The Labor Day weekend kicked off the back-to-school season in autumnal elegance. A pre-weekend rain left at least an inch or more in most border country rain gauges. Meanwhile an ensuing blast from the Northwest brought down not only many limbs and twigs, but the thermometer readings. The moose must be smiling!
By last Sunday morning the mercury had slipped to 34 in a couple spots along the south shore of Gunflint Lake. This was a precursor to a spectacular day that had everyone you talked to raving about…what a day! Then on Labor Day morning, there was a slight touch of frost on the woodshed roof.
The much-welcome rain did little to stymie the receding level of area lakes, but surely made folks more comfortable with regard to the wildfire danger. The Lizard Lake fire, that had residents and business people on edge last weekend, has lain down. And, according to Forest Service monitors, is smoldering peacefully as they allow it to burn itself out, so one may still see a puff of smoke, but we can breathe easier. Grateful thanks are extended to all agencies that answered the call when things looked very tenuous weekend before last.
With the indigo berry season all but over, Bruno hunger pangs are bringing them back to people neighborhoods. Thus refresher warnings are out to keep man-made temptations secured.

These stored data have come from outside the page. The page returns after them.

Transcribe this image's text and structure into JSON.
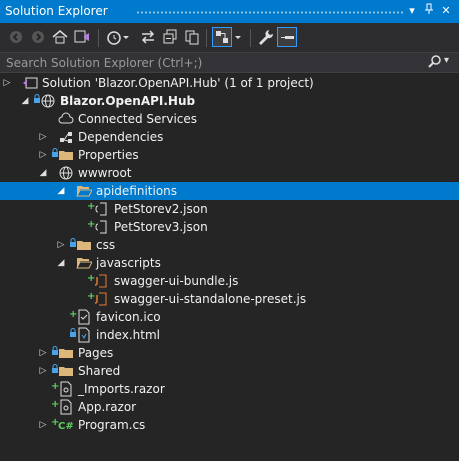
{
  "window": {
    "title": "Solution Explorer"
  },
  "titlebar_buttons": [
    {
      "name": "dropdown-icon",
      "glyph": "▾"
    },
    {
      "name": "pin-icon",
      "glyph": "⌖"
    },
    {
      "name": "close-icon",
      "glyph": "✕"
    }
  ],
  "search": {
    "placeholder": "Search Solution Explorer (Ctrl+;)"
  },
  "colors": {
    "accent": "#007acc",
    "background": "#252526",
    "toolbar": "#2d2d30",
    "folder": "#dcb67a",
    "json": "#cfcfcf",
    "js": "#e37933"
  },
  "tree": [
    {
      "label": "Solution 'Blazor.OpenAPI.Hub' (1 of 1 project)",
      "icon": "solution-icon",
      "expander": "collapsed",
      "badge": ""
    },
    {
      "label": "Blazor.OpenAPI.Hub",
      "icon": "project-icon",
      "expander": "expanded",
      "badge": "lock",
      "bold": true
    },
    {
      "label": "Connected Services",
      "icon": "cloud-icon",
      "expander": "",
      "badge": ""
    },
    {
      "label": "Dependencies",
      "icon": "dependencies-icon",
      "expander": "collapsed",
      "badge": ""
    },
    {
      "label": "Properties",
      "icon": "folder-icon",
      "expander": "collapsed",
      "badge": "lock"
    },
    {
      "label": "wwwroot",
      "icon": "globe-icon",
      "expander": "expanded",
      "badge": ""
    },
    {
      "label": "apidefinitions",
      "icon": "folder-open-icon",
      "expander": "expanded",
      "badge": "",
      "selected": true
    },
    {
      "label": "PetStorev2.json",
      "icon": "json-file-icon",
      "expander": "",
      "badge": "plus"
    },
    {
      "label": "PetStorev3.json",
      "icon": "json-file-icon",
      "expander": "",
      "badge": "plus"
    },
    {
      "label": "css",
      "icon": "folder-icon",
      "expander": "collapsed",
      "badge": "lock"
    },
    {
      "label": "javascripts",
      "icon": "folder-open-icon",
      "expander": "expanded",
      "badge": ""
    },
    {
      "label": "swagger-ui-bundle.js",
      "icon": "js-file-icon",
      "expander": "",
      "badge": "plus"
    },
    {
      "label": "swagger-ui-standalone-preset.js",
      "icon": "js-file-icon",
      "expander": "",
      "badge": "plus"
    },
    {
      "label": "favicon.ico",
      "icon": "ico-file-icon",
      "expander": "",
      "badge": "plus"
    },
    {
      "label": "index.html",
      "icon": "html-file-icon",
      "expander": "",
      "badge": "lock"
    },
    {
      "label": "Pages",
      "icon": "folder-icon",
      "expander": "collapsed",
      "badge": "lock"
    },
    {
      "label": "Shared",
      "icon": "folder-icon",
      "expander": "collapsed",
      "badge": "lock"
    },
    {
      "label": "_Imports.razor",
      "icon": "razor-file-icon",
      "expander": "",
      "badge": "plus"
    },
    {
      "label": "App.razor",
      "icon": "razor-file-icon",
      "expander": "",
      "badge": "plus"
    },
    {
      "label": "Program.cs",
      "icon": "csharp-file-icon",
      "expander": "collapsed",
      "badge": "plus"
    }
  ]
}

Now that the harvest is completed and the blue pearls are preserved in any number of modes, all kinds of azure cuisine is appearing at wilderness dinner tables. The latest that I’ve been appraised of is a blueberry crisp that was invented by a gal down the road on Mile O’ Pine.
The creator, who shall remain anonymous, stirred the concoction up only to have it bake up less than crisp (as she called it, a slurpy failure). However, her grateful northwoods spouse made the day by indicating that it would taste superb, as he chuckled, sucking it through a straw. Guess there is really no way that anything formulated with the blue fruit from the Land of Sky Blue Waters can ever really be bad. So you all keep on cookin’ those northern blues.
DNR reports indicate that the area grouse cycle is heading downward from its apparent peak in ’09. It might be trending that way according to their counts, but I’m seeing plenty of those northwoods “chicken birds” at almost any turn in the road. And they still seem to be about as bright as a two-watt bulb, so I would guess that hunters will be able to get enough this fall to fill a pot or two.
If the cool weather conditions continue, I’m feeling that we may have seen the last of the hummingbirds. They usually fill their tanks in the next week or so for the long haul to winter quarters. I’m already preparing to lay away the sweet juice terminal as traffic has slowed considerably. In their place, those raucous blue jays have returned from wherever they spend summer days.
A final reminder is made about the Taste of the Gunflint Saturday, September 11, from11 a.m. to 5 p.m. It will be a swell day on the Trail to stop in for a visit at any one of nine participating establishments for a flavor of the old north woods. Don’t forget to save a little stomach space for a piece of pie and some ice cream at the Chik-Wauk Museum fundraiser. The diet can start, or continue, on Sunday!
Keep on hangin’ on, and savor that sweetness of the Gunflint!